Magnetic resonance (MR) imaging is an essential diagnostic tool in clinical medicine. Recently, a variety of deep learning methods have been applied to segmentation tasks in medical images, with promising results for computer-aided diagnosis. For MR images, effectively integrating different pulse sequences is important to optimize performance. However, the best way to integrate different pulse sequences remains unclear. In this study, we evaluate multiple architectural features and characterize their effects in the task of metastasis segmentation. Specifically, we consider (1) different pulse sequence integration schemas, (2) different modes of weight sharing for parallel network branches, and (3) a new approach for enabling robustness to missing pulse sequences.

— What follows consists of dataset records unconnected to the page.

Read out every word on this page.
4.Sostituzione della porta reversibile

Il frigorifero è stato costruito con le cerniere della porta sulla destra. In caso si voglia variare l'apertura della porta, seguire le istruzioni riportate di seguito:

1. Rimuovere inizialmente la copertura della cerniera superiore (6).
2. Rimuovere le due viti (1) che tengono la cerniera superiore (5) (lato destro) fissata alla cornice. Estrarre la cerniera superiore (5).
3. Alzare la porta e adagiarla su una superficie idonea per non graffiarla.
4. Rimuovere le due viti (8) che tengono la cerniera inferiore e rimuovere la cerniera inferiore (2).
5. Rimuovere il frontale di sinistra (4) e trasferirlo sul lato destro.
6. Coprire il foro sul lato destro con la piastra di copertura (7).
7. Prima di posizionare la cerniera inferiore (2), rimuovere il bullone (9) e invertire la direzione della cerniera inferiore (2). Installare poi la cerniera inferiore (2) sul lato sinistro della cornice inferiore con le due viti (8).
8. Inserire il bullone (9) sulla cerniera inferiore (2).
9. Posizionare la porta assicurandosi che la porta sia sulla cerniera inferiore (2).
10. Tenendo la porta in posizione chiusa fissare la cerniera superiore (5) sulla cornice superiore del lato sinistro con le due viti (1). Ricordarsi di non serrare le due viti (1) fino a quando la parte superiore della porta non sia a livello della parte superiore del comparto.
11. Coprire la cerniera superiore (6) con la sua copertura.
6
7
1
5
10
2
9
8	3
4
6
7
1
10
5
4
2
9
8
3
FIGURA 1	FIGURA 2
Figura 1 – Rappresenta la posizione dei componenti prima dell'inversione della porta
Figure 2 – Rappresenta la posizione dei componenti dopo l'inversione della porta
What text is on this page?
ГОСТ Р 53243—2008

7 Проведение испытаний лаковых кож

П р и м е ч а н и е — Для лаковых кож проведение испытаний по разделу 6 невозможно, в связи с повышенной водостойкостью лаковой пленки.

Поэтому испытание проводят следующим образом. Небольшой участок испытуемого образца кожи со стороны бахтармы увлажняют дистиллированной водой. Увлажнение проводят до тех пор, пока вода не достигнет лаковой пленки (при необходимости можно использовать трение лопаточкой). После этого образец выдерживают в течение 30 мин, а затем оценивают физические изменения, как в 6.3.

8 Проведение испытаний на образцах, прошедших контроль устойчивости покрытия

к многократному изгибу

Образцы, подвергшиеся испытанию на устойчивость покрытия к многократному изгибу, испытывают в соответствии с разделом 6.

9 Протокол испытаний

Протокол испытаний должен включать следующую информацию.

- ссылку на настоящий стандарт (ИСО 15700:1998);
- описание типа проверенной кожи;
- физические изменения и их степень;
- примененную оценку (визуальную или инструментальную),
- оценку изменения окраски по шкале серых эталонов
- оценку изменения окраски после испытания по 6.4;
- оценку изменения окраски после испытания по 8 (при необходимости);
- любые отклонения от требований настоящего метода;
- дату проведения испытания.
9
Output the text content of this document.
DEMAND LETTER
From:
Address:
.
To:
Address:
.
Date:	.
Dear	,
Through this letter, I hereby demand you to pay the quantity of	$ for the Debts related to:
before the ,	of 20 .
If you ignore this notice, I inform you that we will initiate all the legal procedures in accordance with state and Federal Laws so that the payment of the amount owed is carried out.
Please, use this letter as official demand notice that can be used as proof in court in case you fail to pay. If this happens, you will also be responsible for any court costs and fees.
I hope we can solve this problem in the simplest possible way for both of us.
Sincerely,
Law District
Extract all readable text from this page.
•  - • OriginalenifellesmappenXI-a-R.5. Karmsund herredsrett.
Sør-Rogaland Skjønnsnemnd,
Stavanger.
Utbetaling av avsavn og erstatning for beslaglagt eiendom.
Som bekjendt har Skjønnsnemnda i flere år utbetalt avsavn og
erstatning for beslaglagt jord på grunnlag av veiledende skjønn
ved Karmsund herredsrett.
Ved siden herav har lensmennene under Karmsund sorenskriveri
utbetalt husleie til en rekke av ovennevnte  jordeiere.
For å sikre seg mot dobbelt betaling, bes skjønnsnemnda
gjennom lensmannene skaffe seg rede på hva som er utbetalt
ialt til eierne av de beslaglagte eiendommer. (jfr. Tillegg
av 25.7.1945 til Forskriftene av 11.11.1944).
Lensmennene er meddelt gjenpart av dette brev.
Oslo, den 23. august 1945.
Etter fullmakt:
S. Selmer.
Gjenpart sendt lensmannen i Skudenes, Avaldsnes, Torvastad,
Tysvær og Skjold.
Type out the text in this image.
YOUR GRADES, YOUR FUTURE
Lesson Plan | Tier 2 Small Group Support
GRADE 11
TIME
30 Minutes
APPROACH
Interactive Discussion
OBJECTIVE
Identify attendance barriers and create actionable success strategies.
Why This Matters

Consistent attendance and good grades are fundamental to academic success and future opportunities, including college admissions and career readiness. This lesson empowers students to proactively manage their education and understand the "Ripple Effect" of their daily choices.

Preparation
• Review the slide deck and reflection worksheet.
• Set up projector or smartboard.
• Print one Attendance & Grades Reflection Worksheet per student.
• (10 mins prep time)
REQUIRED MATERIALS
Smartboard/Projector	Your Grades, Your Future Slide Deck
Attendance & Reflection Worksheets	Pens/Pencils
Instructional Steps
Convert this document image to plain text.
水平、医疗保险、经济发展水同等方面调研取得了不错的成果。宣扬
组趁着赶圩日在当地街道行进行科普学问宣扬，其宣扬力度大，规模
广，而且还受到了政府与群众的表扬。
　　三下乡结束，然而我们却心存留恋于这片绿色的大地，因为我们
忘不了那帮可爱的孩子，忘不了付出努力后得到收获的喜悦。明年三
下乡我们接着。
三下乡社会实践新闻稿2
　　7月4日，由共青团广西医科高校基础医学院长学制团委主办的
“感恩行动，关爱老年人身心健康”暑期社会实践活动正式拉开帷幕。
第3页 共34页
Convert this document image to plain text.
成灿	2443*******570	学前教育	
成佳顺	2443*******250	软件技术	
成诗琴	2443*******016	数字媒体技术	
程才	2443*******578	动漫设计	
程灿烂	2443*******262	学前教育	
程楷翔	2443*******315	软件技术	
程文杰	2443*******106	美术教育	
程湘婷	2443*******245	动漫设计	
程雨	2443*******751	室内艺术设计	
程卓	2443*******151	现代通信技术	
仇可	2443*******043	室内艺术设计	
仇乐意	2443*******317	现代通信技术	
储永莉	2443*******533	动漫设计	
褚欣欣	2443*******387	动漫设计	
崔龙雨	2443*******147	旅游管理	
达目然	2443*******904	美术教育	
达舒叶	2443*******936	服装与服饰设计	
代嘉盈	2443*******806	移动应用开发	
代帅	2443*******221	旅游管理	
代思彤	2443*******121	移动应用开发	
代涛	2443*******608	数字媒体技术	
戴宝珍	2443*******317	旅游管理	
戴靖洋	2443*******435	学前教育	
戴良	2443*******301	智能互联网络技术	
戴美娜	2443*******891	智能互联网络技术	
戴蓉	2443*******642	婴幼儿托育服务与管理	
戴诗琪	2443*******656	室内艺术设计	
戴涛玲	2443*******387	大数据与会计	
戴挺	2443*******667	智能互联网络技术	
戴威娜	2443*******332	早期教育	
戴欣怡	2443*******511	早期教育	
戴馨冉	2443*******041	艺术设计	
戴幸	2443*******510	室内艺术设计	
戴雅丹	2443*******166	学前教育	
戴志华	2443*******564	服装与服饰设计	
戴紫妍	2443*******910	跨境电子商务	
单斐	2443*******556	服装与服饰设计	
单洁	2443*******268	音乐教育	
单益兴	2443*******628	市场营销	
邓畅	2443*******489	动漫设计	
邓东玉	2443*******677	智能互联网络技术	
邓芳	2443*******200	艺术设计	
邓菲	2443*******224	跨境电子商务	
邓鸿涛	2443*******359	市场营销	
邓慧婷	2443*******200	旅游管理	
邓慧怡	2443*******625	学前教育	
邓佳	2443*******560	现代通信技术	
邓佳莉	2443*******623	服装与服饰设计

We find that levels of integration and modes of weight sharing that favor low variance work best in our regime of small data (n = 100). By adding an input-level dropout layer, we could preserve the overall performance of these networks while allowing for inference on inputs with missing pulse sequence. We illustrate not only the generalizability of the network but also the utility of this robustness when applying the trained model to data from a different center, which does not use the same pulse sequences. Finally, we apply network visualization methods to better understand which input features are most important for network performance. Together, these results provide a framework for building networks with enhanced robustness to missing data while maintaining comparable performance in medical imaging applications.